The project area is made up of mostly second-growth Ponderosa pine and white fir. The preferred method of managing the Green Thin site is to thin from below the overstory, take out shrubs and smaller trees that compete for nutrients, sunlight and water, release bigger trees for a healthier forest capable of withstanding severe damages from wildlife, drought and insects.

Timberjack forwarders, equipped with rubber tires covered with rubber tracks, are used to haul logs to the "landing" where they are sorted.

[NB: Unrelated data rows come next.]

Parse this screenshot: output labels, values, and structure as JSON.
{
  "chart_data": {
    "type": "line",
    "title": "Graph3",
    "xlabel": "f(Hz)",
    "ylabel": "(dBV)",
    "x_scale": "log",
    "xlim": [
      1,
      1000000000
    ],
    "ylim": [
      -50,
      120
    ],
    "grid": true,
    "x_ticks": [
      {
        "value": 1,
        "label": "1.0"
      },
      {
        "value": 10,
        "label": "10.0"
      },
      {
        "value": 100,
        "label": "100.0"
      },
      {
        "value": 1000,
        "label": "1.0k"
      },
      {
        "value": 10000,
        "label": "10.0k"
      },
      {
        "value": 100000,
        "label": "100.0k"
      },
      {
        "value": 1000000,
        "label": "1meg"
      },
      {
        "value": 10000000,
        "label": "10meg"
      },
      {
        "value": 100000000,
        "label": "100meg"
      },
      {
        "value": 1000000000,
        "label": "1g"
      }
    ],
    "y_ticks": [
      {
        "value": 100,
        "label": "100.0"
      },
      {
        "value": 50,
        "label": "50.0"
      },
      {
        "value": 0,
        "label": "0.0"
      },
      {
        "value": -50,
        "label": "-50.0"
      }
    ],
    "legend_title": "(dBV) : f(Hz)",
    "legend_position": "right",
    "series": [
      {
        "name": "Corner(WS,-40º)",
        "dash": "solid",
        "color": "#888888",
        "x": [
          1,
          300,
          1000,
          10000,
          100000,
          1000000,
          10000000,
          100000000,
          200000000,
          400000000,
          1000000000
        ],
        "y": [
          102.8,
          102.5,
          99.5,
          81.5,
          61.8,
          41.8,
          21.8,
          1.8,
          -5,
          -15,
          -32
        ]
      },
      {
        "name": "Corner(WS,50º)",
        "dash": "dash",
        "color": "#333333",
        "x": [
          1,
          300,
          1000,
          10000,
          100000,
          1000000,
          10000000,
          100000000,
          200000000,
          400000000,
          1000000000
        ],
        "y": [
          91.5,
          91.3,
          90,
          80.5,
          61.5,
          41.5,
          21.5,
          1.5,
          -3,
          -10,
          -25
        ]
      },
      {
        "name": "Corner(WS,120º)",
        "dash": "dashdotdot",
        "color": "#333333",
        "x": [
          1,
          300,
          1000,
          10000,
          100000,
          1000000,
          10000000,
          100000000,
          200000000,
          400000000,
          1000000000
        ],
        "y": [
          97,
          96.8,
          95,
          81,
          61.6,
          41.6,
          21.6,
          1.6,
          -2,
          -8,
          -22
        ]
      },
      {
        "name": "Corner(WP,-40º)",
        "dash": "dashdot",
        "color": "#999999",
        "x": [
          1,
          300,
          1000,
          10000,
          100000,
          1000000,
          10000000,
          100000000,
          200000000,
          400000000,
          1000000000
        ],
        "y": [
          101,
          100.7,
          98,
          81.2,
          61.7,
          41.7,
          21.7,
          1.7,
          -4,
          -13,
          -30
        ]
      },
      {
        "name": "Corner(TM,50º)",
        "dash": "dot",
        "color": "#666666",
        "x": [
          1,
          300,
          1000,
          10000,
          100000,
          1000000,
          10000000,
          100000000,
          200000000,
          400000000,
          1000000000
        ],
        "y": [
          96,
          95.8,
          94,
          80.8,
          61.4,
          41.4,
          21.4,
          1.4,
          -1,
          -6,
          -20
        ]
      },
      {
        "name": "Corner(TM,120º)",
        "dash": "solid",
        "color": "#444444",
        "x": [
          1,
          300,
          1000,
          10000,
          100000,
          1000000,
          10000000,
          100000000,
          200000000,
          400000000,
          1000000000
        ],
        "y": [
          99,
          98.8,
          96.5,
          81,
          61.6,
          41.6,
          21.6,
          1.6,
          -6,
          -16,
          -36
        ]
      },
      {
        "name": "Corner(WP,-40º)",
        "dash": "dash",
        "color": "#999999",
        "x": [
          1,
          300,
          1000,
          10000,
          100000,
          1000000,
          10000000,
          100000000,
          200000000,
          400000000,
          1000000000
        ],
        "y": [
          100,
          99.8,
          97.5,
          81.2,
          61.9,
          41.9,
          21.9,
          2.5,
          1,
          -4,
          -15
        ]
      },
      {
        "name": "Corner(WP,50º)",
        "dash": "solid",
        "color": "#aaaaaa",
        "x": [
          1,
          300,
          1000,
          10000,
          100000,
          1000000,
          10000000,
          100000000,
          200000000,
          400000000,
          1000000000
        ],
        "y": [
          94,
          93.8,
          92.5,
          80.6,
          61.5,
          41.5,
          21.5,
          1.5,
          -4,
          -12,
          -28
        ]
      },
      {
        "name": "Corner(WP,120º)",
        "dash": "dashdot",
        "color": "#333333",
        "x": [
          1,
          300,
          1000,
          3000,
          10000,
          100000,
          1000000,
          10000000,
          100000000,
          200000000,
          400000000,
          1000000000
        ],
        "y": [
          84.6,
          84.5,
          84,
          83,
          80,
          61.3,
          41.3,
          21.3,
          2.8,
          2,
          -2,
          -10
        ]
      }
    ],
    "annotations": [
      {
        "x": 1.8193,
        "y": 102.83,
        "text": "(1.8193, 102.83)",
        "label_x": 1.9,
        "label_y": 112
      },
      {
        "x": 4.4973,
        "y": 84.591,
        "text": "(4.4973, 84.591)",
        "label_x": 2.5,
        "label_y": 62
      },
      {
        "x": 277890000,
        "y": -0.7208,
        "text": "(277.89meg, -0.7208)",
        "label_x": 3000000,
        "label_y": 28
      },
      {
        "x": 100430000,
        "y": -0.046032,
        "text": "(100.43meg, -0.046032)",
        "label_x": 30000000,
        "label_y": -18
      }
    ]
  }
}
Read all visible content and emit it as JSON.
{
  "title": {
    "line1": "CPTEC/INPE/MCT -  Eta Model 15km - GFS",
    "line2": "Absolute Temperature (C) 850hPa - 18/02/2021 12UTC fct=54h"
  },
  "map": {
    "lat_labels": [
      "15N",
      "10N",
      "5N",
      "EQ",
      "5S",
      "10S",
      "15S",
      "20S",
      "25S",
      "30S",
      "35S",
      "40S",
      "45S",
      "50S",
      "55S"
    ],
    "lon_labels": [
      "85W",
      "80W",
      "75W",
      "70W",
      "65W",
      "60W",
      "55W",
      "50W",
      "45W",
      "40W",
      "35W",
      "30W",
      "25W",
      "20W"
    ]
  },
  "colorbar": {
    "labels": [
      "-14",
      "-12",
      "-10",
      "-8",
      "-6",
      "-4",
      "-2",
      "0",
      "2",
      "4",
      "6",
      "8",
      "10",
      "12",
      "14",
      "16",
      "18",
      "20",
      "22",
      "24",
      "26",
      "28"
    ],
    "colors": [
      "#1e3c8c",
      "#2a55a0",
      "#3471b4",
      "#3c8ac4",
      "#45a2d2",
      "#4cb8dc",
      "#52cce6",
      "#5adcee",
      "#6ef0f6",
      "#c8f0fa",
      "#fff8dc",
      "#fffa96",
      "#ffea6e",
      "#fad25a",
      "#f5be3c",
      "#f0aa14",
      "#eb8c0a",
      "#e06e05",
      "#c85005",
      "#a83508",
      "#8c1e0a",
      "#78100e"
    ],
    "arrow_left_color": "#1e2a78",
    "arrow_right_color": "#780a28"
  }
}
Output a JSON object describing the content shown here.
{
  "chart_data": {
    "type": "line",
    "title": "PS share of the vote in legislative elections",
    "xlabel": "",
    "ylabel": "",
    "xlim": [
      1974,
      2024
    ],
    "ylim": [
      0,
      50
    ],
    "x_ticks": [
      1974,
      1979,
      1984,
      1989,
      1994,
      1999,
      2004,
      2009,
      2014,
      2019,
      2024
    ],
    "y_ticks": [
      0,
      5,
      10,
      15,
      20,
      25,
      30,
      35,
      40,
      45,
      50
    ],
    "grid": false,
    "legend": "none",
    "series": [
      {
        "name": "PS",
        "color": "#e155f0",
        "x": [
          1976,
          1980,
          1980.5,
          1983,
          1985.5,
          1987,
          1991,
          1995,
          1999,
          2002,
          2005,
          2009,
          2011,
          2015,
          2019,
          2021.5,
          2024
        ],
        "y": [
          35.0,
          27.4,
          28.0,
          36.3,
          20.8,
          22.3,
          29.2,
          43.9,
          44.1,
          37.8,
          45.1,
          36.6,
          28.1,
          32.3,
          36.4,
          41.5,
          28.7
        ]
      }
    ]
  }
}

The same machines also bring slash to a central area where a diesel-powered "shovel" with a clamshell bucket stacks it into a huge pile.

When all the slash has been gathered into huge piles of up to 800 or more tons, a machine will be brought in to chip the debris into "hog fuel" that will be used to fuel a biomass steam generator and make electricity.

Rubber coated tracks and wide tires have proved to be a boon for soil conditions where in the past raw, steel caterpillar tracks tore up the forest floor and left deep gashes that allowed disease into trees left standing for the future.

If the Green Thin Stewardship project lives up to the expectations and goals set by soils, wildlife and silviculture managers, as well as to timber-marking standards - and still makes money for the contractors and Forest Service - it may become a new concept in logging and management of a forest toward achieving ecosystem standards.